Rope is available in a variety of materials and variations. The make-up or construction of the rope will determine its strength, abrasion resistance, ease of use, and ultimately its price.
Boat Hut can source a range of high quality rope to suit almost any scenario. The key is to choose the
right one for the right job; the following guide will help you make the correct choice.
Nylon: The strongest, most accessible rope material, it excels in absorbing energy. Even though it is quite strong it loses about 15% of its strength when wet. This should be factored into the selection decision for applications where the rope will be exposed to water. Nylon rope is very dense and sinks in water. It is the pick of the rope for a host of applications because it has high U.V., heat and abrasion resistance which increases the ropes life.
Polypropylene: A synthetic rope that is strong for its weight. It has reduced U.V. and abrasion resistance qualities and thus also has a reduced life span. It is however, generally one of the most popular choices simply
due to its price point. Its best feature is its ability to float. This rope is a good choice for short term or indoor applications.

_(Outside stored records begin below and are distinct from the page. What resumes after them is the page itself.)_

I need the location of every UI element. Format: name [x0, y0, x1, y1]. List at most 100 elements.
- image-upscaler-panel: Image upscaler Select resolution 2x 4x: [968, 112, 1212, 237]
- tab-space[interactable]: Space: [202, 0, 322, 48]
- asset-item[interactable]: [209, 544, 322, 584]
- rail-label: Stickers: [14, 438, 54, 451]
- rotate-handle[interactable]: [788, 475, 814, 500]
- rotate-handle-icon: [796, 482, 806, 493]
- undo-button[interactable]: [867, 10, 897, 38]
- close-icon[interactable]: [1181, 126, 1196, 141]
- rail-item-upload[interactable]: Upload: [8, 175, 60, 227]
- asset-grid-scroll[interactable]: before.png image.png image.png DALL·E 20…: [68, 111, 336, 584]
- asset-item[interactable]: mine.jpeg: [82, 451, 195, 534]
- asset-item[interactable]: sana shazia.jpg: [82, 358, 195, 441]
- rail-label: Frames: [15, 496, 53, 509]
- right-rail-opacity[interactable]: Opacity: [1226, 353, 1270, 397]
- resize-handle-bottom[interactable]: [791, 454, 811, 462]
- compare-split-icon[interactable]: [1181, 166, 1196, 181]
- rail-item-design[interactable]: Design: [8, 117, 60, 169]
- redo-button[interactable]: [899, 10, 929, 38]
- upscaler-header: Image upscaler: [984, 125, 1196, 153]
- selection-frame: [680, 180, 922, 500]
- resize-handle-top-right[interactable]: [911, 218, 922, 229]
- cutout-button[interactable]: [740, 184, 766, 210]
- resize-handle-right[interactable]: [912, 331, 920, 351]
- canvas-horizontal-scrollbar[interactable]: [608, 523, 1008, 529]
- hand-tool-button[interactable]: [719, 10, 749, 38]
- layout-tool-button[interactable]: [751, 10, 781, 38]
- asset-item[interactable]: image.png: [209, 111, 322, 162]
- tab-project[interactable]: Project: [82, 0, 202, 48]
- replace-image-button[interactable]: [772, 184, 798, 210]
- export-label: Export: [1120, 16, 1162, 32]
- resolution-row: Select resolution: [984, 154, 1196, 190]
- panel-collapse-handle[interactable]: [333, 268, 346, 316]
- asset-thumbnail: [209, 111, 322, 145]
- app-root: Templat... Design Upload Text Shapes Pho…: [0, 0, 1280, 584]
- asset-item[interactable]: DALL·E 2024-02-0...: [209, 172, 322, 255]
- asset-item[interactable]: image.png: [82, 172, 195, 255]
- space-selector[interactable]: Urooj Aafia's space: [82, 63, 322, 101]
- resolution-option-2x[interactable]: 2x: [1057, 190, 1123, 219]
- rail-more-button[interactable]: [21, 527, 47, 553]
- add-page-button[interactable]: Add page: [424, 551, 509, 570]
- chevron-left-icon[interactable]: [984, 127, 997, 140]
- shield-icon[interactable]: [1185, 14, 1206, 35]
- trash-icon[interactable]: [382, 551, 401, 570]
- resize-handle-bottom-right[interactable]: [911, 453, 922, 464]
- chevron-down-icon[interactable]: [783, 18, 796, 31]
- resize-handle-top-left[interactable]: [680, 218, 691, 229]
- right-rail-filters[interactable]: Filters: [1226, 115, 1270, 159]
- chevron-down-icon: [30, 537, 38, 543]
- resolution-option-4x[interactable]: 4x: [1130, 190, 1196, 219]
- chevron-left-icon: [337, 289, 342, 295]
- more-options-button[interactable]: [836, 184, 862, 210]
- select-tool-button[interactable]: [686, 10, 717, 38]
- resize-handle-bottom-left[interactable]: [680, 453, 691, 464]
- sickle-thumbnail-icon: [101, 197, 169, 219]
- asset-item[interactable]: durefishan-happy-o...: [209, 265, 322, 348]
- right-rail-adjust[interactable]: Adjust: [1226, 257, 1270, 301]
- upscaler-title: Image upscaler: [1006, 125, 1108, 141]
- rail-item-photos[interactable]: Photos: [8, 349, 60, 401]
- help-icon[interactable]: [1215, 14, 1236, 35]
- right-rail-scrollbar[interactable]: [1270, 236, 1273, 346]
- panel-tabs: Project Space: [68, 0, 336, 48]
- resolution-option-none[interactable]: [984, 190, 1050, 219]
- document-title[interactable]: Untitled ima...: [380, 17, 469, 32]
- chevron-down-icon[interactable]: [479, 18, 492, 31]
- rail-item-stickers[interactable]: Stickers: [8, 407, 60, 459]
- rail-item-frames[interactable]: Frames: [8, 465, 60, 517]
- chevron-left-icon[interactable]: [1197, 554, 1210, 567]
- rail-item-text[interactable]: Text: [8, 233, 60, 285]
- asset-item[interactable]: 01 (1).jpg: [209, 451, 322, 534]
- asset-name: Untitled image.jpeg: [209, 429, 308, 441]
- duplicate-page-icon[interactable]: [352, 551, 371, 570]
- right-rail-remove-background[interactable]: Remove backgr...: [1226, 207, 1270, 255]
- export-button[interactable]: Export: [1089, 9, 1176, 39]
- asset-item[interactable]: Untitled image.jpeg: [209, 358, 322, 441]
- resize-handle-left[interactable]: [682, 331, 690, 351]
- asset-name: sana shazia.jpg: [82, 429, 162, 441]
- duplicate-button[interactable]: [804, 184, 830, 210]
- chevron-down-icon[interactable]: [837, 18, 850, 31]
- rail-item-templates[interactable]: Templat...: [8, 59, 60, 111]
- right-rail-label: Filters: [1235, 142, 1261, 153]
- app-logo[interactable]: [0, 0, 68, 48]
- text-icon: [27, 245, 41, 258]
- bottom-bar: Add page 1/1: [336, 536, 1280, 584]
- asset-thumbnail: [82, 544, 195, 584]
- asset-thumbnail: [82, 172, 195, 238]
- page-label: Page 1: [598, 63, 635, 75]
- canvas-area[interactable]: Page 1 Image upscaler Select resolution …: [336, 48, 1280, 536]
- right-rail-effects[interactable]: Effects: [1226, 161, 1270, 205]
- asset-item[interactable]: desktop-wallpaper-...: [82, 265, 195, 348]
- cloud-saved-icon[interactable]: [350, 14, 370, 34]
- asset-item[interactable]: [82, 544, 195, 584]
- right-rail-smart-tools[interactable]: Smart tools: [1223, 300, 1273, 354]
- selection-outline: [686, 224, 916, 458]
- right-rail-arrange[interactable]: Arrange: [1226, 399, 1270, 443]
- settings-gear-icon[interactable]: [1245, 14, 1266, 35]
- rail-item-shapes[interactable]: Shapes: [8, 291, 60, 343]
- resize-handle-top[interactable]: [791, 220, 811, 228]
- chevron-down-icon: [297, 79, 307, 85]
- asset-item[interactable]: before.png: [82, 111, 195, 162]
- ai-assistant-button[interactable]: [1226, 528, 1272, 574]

Polyester: Almost as strong as nylon, but does not lose strength when wet. Polyester has a high resistance to
abrasion, U.V. and heat. The main difference between nylon and polyester is the elasticity; nylon stretches significantly more than polyester. Nylon is more appropriate for applications where slight stretch is desirable, such as docking lines.
Similarly, polyester line is more appropriate for applications where stretch is not desired, such as sheets and halyards on sail boats.
Polyethylene: Polyethylene rope, commonly known as silver rope, has positive buoyancy (floats) and its
tensile strength remains the same dry or wet. It is slightly heavier than polypropylene rope and it has lower breaking strength compared to a high tenacity polyethylene rope. It generally has superior abrasion resistance compared to polypropylene rope and is commonly used in commercial fishing, general marine and industrial applications.
Twisted rope: Twisted rope is formed by coiling three strands together in the same direction. The fibres within each of the three strands must twist in the opposite direction to the corresponding strands. This ultimately results in producing a balanced rope, which means it hangs straight and resists kinking. Twisted rope must be fused and taped on each end to prevent unravelling. The direction of twist is called the lay of the rope. Three strand twisted line can be ‘laid’ right or left, and should always be coiled with the lay of the line.
Twisted rope is more stiff but less flexible than braided rope. It is fairly easy to splice and generally less expensive. It has more stretch and thus when used as an anchor line it tends to absorb a portion of the load placed on it from wind and wave action. This allows the anchor to remain set rather than pulling free.
Braided rope: Braid is constructed in various ways, but generally by weaving ends of yarn over and under. Most braided ropes are constructed around a braided core and are commonly known as double braid. If a core does not exist, the rope is called ‘hollow braid’. The leading feature of hollow braided rope is its ability to splice easily.
Solid braid is tightly woven which produces a firm and rounded construction. The unique lock-stitch construction prevents unravelling when damaged. Solid braided rope is especially useful when abrasion is a factor, for instance when working with pulleys. Solid braid due to its construction, cannot be spliced. Braided rope does not stretch to the degree that twisted rope does, it is less stiff and more flexible. It goes through a pulley or block very well because of its rounded shape, and is generally stronger than its equivalent-sized twisted line. Braided line also tends to snag when used as docking line if the pilings are rough. It does have an aesthetic appearance and if you are using it frequently, you will find it easier on the hands. Braided rope is often more expensive than twisted rope.